At midday Wednesday, August 15, a woman sat at the far end of a blue bench in standard-issue white T-shirt and Crocs, waiting for her fingerprints to be processed. Other than her son playing under a nearby table, she was alone in the detention facility waiting room, the other five rows of benches empty.
It’s a far departure from the Yuma temporary holding facility’s opening in June, when the soft-tent center was at its 500-people capacity within two days.
The dramatic surge in the number of migrant families crossing into the U.S. Border Patrol's Yuma Sector earlier this year has drawn worldwide attention.
One solution was this temporary shelter, made possible thanks to a $15 million deal between the federal government and Deployed Resources, a private contractor. Families who arrive at the four-tent facility stay for up to three days, receiving health evaluations, a change of clothes, toiletries like diapers and sanitary pads, showers, and mattresses to sleep on.
But since June, the number of people crossing the border into Yuma has dropped. While the majority of people Yuma Border Patrol apprehends continue to arrive in family units, there are far fewer daily arrivals.
Once-full holding tents now have only about 25 people each, or fewer. Medical staff from Loyal Source Government Services, the Yuma facility’s health-care provider, sit texting without patients. A Phoenix New Times reporter accompanied border patrol agents on a three-hour ride-along in which there were no apprehensions — something agents said would have been unheard of a few months ago.
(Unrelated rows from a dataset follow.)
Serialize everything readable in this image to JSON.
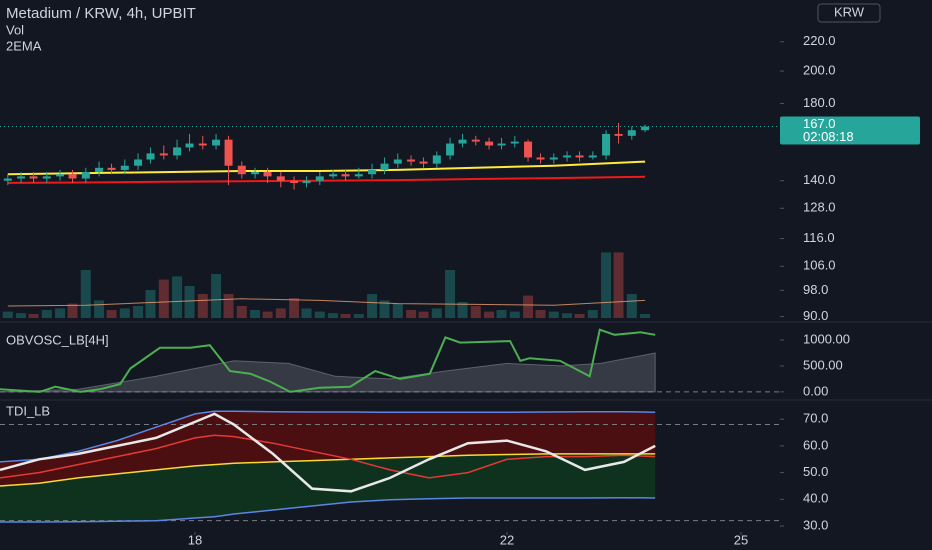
{
  "chart_data": [
    {
      "type": "candlestick",
      "title": "Metadium / KRW, 4h, UPBIT",
      "indicators": [
        "Vol",
        "2EMA"
      ],
      "currency": "KRW",
      "log": true,
      "ylim": [
        89,
        252
      ],
      "yticks": [
        {
          "value": 220,
          "label": "220.0"
        },
        {
          "value": 200,
          "label": "200.0"
        },
        {
          "value": 180,
          "label": "180.0"
        },
        {
          "value": 140,
          "label": "140.0"
        },
        {
          "value": 128,
          "label": "128.0"
        },
        {
          "value": 116,
          "label": "116.0"
        },
        {
          "value": 106,
          "label": "106.0"
        },
        {
          "value": 98,
          "label": "98.0"
        },
        {
          "value": 90,
          "label": "90.0"
        }
      ],
      "up_color": "#26a69a",
      "down_color": "#ef5350",
      "x": [
        15.6,
        15.77,
        15.93,
        16.1,
        16.27,
        16.43,
        16.6,
        16.77,
        16.93,
        17.1,
        17.27,
        17.43,
        17.6,
        17.77,
        17.93,
        18.1,
        18.27,
        18.43,
        18.6,
        18.77,
        18.93,
        19.1,
        19.27,
        19.43,
        19.6,
        19.77,
        19.93,
        20.1,
        20.27,
        20.43,
        20.6,
        20.77,
        20.93,
        21.1,
        21.27,
        21.43,
        21.6,
        21.77,
        21.93,
        22.1,
        22.27,
        22.43,
        22.6,
        22.77,
        22.93,
        23.1,
        23.27,
        23.43,
        23.6,
        23.77
      ],
      "open": [
        140,
        141,
        142,
        141,
        142,
        143,
        141,
        144,
        146,
        145,
        147,
        150,
        153,
        152,
        156,
        158,
        157,
        160,
        147,
        143,
        144,
        142,
        140,
        139,
        140,
        142,
        143,
        142,
        143,
        145,
        148,
        150,
        149,
        148,
        152,
        158,
        160,
        159,
        157,
        158,
        159,
        151,
        150,
        151,
        152,
        151,
        152,
        163,
        162,
        165
      ],
      "high": [
        143,
        144,
        144,
        144,
        145,
        145,
        146,
        149,
        148,
        150,
        153,
        156,
        157,
        160,
        163,
        162,
        163,
        162,
        149,
        146,
        146,
        144,
        142,
        142,
        144,
        145,
        145,
        146,
        148,
        151,
        153,
        152,
        151,
        154,
        161,
        163,
        162,
        161,
        161,
        162,
        160,
        153,
        153,
        154,
        154,
        154,
        165,
        169,
        167,
        168
      ],
      "low": [
        138,
        139,
        139,
        139,
        140,
        139,
        139,
        142,
        143,
        143,
        145,
        148,
        150,
        150,
        154,
        155,
        155,
        138,
        141,
        141,
        139,
        137,
        136,
        137,
        138,
        141,
        140,
        141,
        141,
        143,
        146,
        147,
        146,
        146,
        150,
        156,
        157,
        155,
        155,
        156,
        149,
        148,
        148,
        149,
        149,
        150,
        150,
        158,
        160,
        164
      ],
      "close": [
        141,
        142,
        141,
        142,
        143,
        141,
        144,
        146,
        145,
        147,
        150,
        153,
        152,
        156,
        158,
        157,
        160,
        147,
        143,
        144,
        142,
        140,
        139,
        140,
        142,
        143,
        142,
        143,
        145,
        148,
        150,
        149,
        148,
        152,
        158,
        160,
        159,
        157,
        158,
        159,
        151,
        150,
        151,
        152,
        151,
        152,
        163,
        162,
        165,
        167
      ],
      "last_label": "167.0",
      "countdown": "02:08:18",
      "series": [
        {
          "color": "#ffeb3b",
          "x": [
            15.6,
            16.6,
            17.6,
            18.6,
            19.6,
            20.6,
            21.6,
            22.6,
            23.77
          ],
          "values": [
            143,
            143.5,
            144,
            144.5,
            144.5,
            145,
            146,
            147,
            149
          ]
        },
        {
          "color": "#f01818",
          "x": [
            15.6,
            16.6,
            17.6,
            18.6,
            19.6,
            20.6,
            21.6,
            22.6,
            23.77
          ],
          "values": [
            139,
            139.2,
            139.5,
            139.8,
            140,
            140.3,
            140.8,
            141.2,
            141.8
          ]
        }
      ],
      "volume": {
        "ylim": [
          0,
          100
        ],
        "values": [
          8,
          6,
          5,
          10,
          12,
          18,
          60,
          22,
          10,
          12,
          15,
          35,
          48,
          52,
          40,
          30,
          55,
          30,
          15,
          10,
          8,
          12,
          25,
          12,
          8,
          6,
          5,
          5,
          30,
          22,
          18,
          10,
          8,
          12,
          60,
          20,
          15,
          8,
          10,
          8,
          28,
          10,
          8,
          6,
          5,
          10,
          82,
          82,
          30,
          5
        ],
        "ma": {
          "color": "#f0a070",
          "x": [
            15.6,
            16.6,
            17.6,
            18.6,
            19.6,
            20.6,
            21.6,
            22.6,
            23.77
          ],
          "values": [
            15,
            16,
            20,
            24,
            22,
            18,
            17,
            16,
            22
          ]
        }
      }
    },
    {
      "type": "oscillator",
      "title": "OBVOSC_LB[4H]",
      "ylim": [
        -80,
        1290
      ],
      "yticks": [
        {
          "value": 1000,
          "label": "1000.00"
        },
        {
          "value": 500,
          "label": "500.00"
        },
        {
          "value": 0,
          "label": "0.00"
        }
      ],
      "hlines": [
        0
      ],
      "series": [
        {
          "color": "#4caf50",
          "x": [
            15.5,
            16.01,
            16.21,
            16.53,
            16.78,
            17.04,
            17.17,
            17.55,
            17.94,
            18.19,
            18.45,
            18.71,
            18.96,
            19.22,
            19.6,
            19.99,
            20.31,
            20.63,
            21.01,
            21.21,
            21.4,
            22.04,
            22.17,
            22.29,
            22.68,
            23.06,
            23.19,
            23.38,
            23.71,
            23.9
          ],
          "values": [
            50,
            0,
            100,
            0,
            50,
            150,
            450,
            850,
            850,
            900,
            400,
            350,
            200,
            0,
            80,
            100,
            400,
            250,
            350,
            1050,
            950,
            980,
            600,
            650,
            600,
            300,
            1200,
            1100,
            1150,
            1100
          ]
        }
      ],
      "area": {
        "color": "#787b86",
        "x": [
          15.5,
          16.5,
          17.5,
          18.5,
          19.2,
          19.8,
          20.5,
          21.2,
          22,
          22.7,
          23.2,
          23.9
        ],
        "values": [
          0,
          50,
          300,
          600,
          550,
          300,
          250,
          400,
          550,
          500,
          550,
          750
        ]
      }
    },
    {
      "type": "tdi",
      "title": "TDI_LB",
      "ylim": [
        28.5,
        75.7
      ],
      "yticks": [
        {
          "value": 70,
          "label": "70.0"
        },
        {
          "value": 60,
          "label": "60.0"
        },
        {
          "value": 50,
          "label": "50.0"
        },
        {
          "value": 40,
          "label": "40.0"
        },
        {
          "value": 30,
          "label": "30.0"
        }
      ],
      "hlines": [
        68,
        32
      ],
      "xlim": [
        15.5,
        25.5
      ],
      "xticks": [
        18,
        22,
        25
      ],
      "upper_fill": "#5a0e0e",
      "lower_fill": "#0e3a1e",
      "x": [
        15.5,
        16,
        16.5,
        17,
        17.5,
        18,
        18.25,
        18.5,
        19,
        19.5,
        20,
        20.5,
        21,
        21.5,
        22,
        22.5,
        23,
        23.5,
        23.9
      ],
      "series": [
        {
          "color": "#5b86e5",
          "values": [
            54,
            55,
            58,
            62,
            67,
            72,
            73,
            73,
            72.8,
            72.7,
            72.7,
            72.6,
            72.6,
            72.6,
            72.6,
            72.7,
            72.8,
            72.8,
            72.6
          ]
        },
        {
          "color": "#5b86e5",
          "values": [
            31.5,
            31.5,
            31.6,
            31.8,
            32,
            33,
            33.5,
            34.5,
            36,
            37.5,
            39,
            39.8,
            40.2,
            40.5,
            40.5,
            40.5,
            40.5,
            40.6,
            40.5
          ]
        },
        {
          "color": "#fdd835",
          "values": [
            45,
            46,
            48,
            49.5,
            51,
            52.5,
            53,
            53.5,
            54,
            54.5,
            55,
            55.5,
            56,
            56.5,
            56.8,
            57,
            57,
            57,
            57
          ]
        },
        {
          "color": "#e53935",
          "values": [
            48,
            50,
            53,
            56,
            59,
            63,
            64,
            63.5,
            61,
            58,
            55,
            51,
            48,
            50,
            55,
            56,
            56,
            56.5,
            56
          ]
        },
        {
          "color": "#e8e8e8",
          "values": [
            51,
            55,
            57,
            60,
            63,
            69,
            72,
            68,
            57,
            44,
            43,
            48,
            55,
            61,
            62,
            58,
            51,
            54,
            60
          ]
        }
      ]
    }
  ]
}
Yuma Border Patrol agents believe the quell in migration is directly due to the Mexican government’s crackdown on migrants from Central America crossing through the country into the United States, following an immigration enforcement deal signed between the two countries in early June.
The majority of the families Yuma Border Patrol apprehends are from Guatemala — almost 90 percent — who give themselves up at the border. According to agents, only 7.5 percent of them claim asylum — though it's important to note that Border Patrol does not include “personal violence” like gang violence or domestic abuse in their definition of asylum. In addition to economic reasons, Yuma agents said many families cite escaping from gang violence as a motivation for fleeing their home countries.
After September, Yuma Sector Border Patrol will have the option to extend the temporary holding facility through January at a cost of $3.7 million a month. After that, the fate of the facility is unknown.
No one knows if there'll be another surge like earlier this year.
In March, Yuma Sector Border Patrol released hundreds of migrants in Yuma, saying they simply couldn't process all of them. The city's mayor declared a state of emergency in April, and in July, reports circulated of sexual assault that had occurred in a migrant station where children were being held. Almost half of Yuma Border Patrol’s apprehensions have been children. The sector is the third-busiest crossing area along the entire Southwestern border, with a little over half of its annual $6.4 million dollar budget spent on holding family groups.
Agents working at Yuma Border Patrol repeated what they've been saying for months: They don’t have the resources for the job they’re being asked to do. The opening of a temporary facility for migrant families and a depreciated number of summer arrivals have helped, but agents fear what will happen if funding for the facility runs out at the dawn of next year.
So far in 2019, Yuma Sector agents have apprehended over 50,000 family units — a 367 percent increase compared to last year. U.S. Border Patrol currently has no training in caring for migrant children or family units, but the Flores Agreement requires that families with minor children not be held in detention for more than 20 days — including time spent in Border Patrol custody and subsequent transfer to Immigration and Customs Enforcement detention.
But as the surge of families increased in Yuma, processing times lagged. Families were held in the same concrete detention center as single adult migrants — designed to hold people for no more than 72 hours — for up to five days. Overcrowding was common and access to hygiene limited.
“I’m sure you’re seen the reports, ‘They’ve got their little water fountains over the toilets, and oh my God, it’s so bad!’” said Wes Burch, Yuma Border Patrol special operations supervisor. “But it’s a detention facility. It wasn’t designed for family units, but it’s all we had.”
Restaurants including a local McDonald's were asked to donate food, and the military was called in to help care for migrant families — Marine Corps personnel were warming up soup — so Border Patrol could resume normal enforcement operations.
“It’s something that we in the Border Patrol have never encountered in the history of our agency,” said Border Patrol Agent Jose Garibay III. “So we had to adapt."
Despite the recent change in arrivals, Yuma Border Patrol agents still believe a holding facility specifically for migrant families is needed — if funding allows for it.
“This isn’t forever,” Burch said of the temporary holding facility. “And if our numbers climb back up, we’re right back where we left off.”